To help you better understand this group of people and some of the overseas Chinese business professionals on the trip you will meet and/or when you hear them say things like “This century will be our (China’s) century,” read this wonderful, wonderful, wonderul WSJ article, A Return to China: Amid a Tide of Homecomings, A Granddaughter Visits the Land Her Family Left in 1948.
And keep the following quote from this article in mind ….
For Chinese people, the blood that binds us is thicker than any body or water that separates us.
While this quote is warm and fuzzy, it is also bound to have geopolitical consequences (some good; some bad) for both the US and China in the future.
Why are overseas Chinese returning to China? Blood and cultural loyalty? It’s truly “home” for them? To the shock of the West are there now more opportunities for them in China than abroad? Each of these reasons?
In any event, be ready to see and recognize this issue when you come across it in China.
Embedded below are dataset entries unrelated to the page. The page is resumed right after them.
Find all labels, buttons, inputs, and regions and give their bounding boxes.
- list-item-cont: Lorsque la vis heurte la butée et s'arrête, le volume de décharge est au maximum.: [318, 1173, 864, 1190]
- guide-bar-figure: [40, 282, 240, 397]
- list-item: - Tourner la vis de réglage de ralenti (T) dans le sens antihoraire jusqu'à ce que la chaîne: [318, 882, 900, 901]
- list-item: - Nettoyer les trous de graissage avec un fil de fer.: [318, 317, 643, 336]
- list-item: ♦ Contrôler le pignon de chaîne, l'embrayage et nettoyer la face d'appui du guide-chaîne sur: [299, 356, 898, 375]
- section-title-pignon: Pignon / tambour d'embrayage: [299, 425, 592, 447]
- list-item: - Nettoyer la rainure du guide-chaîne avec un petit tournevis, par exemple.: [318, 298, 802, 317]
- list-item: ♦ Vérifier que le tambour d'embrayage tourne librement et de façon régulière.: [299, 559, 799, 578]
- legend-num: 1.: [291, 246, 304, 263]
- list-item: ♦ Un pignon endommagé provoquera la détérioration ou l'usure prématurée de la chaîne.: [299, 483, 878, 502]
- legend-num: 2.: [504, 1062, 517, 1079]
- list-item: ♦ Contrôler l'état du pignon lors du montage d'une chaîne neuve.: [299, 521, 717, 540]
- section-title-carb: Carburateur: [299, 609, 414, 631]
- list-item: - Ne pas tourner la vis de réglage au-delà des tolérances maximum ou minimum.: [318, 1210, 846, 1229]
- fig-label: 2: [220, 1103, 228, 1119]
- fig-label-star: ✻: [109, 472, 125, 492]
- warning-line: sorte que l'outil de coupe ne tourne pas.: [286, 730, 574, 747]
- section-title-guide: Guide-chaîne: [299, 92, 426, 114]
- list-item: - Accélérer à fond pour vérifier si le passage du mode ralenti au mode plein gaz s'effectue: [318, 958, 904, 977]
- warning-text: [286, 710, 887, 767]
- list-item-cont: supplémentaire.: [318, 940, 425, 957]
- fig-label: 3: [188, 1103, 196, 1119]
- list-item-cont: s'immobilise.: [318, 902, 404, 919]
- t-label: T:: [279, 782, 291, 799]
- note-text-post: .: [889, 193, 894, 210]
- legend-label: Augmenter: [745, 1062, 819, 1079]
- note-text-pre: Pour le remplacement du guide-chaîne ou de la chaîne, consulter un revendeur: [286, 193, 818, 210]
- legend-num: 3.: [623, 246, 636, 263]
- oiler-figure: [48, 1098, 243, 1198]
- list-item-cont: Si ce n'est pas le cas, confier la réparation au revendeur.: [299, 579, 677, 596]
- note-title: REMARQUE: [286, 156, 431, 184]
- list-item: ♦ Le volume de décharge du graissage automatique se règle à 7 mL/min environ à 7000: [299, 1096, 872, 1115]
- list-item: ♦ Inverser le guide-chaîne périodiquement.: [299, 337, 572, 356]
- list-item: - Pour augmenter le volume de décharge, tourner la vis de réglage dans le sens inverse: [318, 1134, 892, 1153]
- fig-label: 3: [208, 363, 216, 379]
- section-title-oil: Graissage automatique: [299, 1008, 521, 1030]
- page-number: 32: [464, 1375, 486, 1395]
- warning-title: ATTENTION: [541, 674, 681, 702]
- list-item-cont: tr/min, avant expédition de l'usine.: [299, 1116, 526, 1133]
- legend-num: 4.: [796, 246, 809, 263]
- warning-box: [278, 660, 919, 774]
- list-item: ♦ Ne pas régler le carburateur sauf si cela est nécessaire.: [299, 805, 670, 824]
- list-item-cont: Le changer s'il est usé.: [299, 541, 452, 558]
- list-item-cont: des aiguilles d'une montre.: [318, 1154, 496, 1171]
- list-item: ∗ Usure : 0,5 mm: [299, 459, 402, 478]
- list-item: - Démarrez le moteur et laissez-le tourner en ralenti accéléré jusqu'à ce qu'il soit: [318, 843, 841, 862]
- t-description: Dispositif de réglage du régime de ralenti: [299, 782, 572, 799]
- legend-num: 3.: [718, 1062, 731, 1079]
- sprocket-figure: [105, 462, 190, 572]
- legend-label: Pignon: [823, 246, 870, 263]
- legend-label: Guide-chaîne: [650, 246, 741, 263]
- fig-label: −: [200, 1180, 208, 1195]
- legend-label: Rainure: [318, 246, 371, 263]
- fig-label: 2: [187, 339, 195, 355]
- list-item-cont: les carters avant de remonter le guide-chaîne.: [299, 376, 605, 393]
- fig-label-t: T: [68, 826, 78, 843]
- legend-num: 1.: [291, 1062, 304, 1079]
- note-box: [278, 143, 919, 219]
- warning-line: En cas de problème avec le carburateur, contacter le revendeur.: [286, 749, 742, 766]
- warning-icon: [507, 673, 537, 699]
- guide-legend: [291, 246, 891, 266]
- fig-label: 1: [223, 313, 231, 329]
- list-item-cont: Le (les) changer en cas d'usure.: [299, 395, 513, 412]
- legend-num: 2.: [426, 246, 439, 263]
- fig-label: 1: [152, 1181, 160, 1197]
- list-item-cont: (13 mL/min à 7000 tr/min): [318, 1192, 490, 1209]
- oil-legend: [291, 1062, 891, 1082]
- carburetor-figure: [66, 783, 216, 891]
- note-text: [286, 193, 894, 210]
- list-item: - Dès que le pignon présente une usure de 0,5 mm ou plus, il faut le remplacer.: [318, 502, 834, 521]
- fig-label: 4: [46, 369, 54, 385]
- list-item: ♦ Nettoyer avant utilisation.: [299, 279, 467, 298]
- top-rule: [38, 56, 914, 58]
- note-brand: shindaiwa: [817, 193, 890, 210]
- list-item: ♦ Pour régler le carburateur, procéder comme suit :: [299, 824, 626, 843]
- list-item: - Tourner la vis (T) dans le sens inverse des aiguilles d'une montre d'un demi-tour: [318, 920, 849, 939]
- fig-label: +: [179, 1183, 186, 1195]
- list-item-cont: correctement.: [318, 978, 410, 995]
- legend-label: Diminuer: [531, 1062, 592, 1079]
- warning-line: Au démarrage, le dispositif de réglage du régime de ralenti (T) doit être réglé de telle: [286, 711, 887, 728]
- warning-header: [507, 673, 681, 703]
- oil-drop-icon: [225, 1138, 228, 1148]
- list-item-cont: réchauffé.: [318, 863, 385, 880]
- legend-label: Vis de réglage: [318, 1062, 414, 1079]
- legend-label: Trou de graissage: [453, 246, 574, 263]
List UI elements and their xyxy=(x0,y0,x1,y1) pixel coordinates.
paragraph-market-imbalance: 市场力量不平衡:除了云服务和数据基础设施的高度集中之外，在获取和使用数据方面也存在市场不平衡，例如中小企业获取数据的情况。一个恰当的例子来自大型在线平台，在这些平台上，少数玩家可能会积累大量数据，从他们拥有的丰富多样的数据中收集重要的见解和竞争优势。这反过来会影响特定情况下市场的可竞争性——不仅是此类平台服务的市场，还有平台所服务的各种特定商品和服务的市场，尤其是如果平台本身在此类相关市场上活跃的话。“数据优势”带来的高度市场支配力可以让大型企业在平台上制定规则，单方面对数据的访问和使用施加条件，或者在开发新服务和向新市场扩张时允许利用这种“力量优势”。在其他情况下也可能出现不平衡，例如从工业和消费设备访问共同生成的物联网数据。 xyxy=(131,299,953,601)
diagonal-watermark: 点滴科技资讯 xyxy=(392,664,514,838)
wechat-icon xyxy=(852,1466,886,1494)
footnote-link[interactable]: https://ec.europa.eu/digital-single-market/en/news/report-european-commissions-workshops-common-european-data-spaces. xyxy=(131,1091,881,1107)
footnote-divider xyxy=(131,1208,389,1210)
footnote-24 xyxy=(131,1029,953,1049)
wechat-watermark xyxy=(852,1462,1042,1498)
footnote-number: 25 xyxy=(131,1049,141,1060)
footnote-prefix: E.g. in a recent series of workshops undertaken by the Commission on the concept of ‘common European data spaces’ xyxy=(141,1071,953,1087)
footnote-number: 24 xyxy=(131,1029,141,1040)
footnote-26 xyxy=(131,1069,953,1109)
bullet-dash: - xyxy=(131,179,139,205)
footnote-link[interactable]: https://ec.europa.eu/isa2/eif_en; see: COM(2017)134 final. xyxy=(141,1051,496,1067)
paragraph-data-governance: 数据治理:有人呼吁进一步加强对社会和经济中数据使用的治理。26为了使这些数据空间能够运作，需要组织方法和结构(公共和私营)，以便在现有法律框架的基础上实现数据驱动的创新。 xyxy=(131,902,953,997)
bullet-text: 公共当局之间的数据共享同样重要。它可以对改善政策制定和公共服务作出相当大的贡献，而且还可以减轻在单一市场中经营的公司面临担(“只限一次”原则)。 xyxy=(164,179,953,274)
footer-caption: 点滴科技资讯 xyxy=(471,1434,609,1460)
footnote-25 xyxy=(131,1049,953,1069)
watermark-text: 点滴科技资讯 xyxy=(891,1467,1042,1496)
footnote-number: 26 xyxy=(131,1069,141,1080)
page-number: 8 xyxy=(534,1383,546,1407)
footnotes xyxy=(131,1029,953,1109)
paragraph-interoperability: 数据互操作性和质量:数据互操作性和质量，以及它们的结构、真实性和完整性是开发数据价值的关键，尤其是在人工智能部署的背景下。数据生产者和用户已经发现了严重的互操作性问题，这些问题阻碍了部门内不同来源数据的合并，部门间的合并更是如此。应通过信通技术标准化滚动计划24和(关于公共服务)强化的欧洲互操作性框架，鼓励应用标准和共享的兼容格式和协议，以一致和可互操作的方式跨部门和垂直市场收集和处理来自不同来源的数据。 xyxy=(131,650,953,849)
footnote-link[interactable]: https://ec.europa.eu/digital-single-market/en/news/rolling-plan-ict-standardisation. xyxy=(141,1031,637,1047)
Ask them why they have returned to China and see what you can find out.
When we are in the airport in LAX or SFO, that will be a good opportunity (and your very first) to try to meet these folks and try to understand what they think and where they are coming from.
Professor Carr July 22, 2010 Addendum: See these related Wall Street Journal articles, More Chinese Graduates Return Home and Strangers at Home (and be sure to study the interactive map and data that shows where the bulk of the Chinese Diaspora now reside).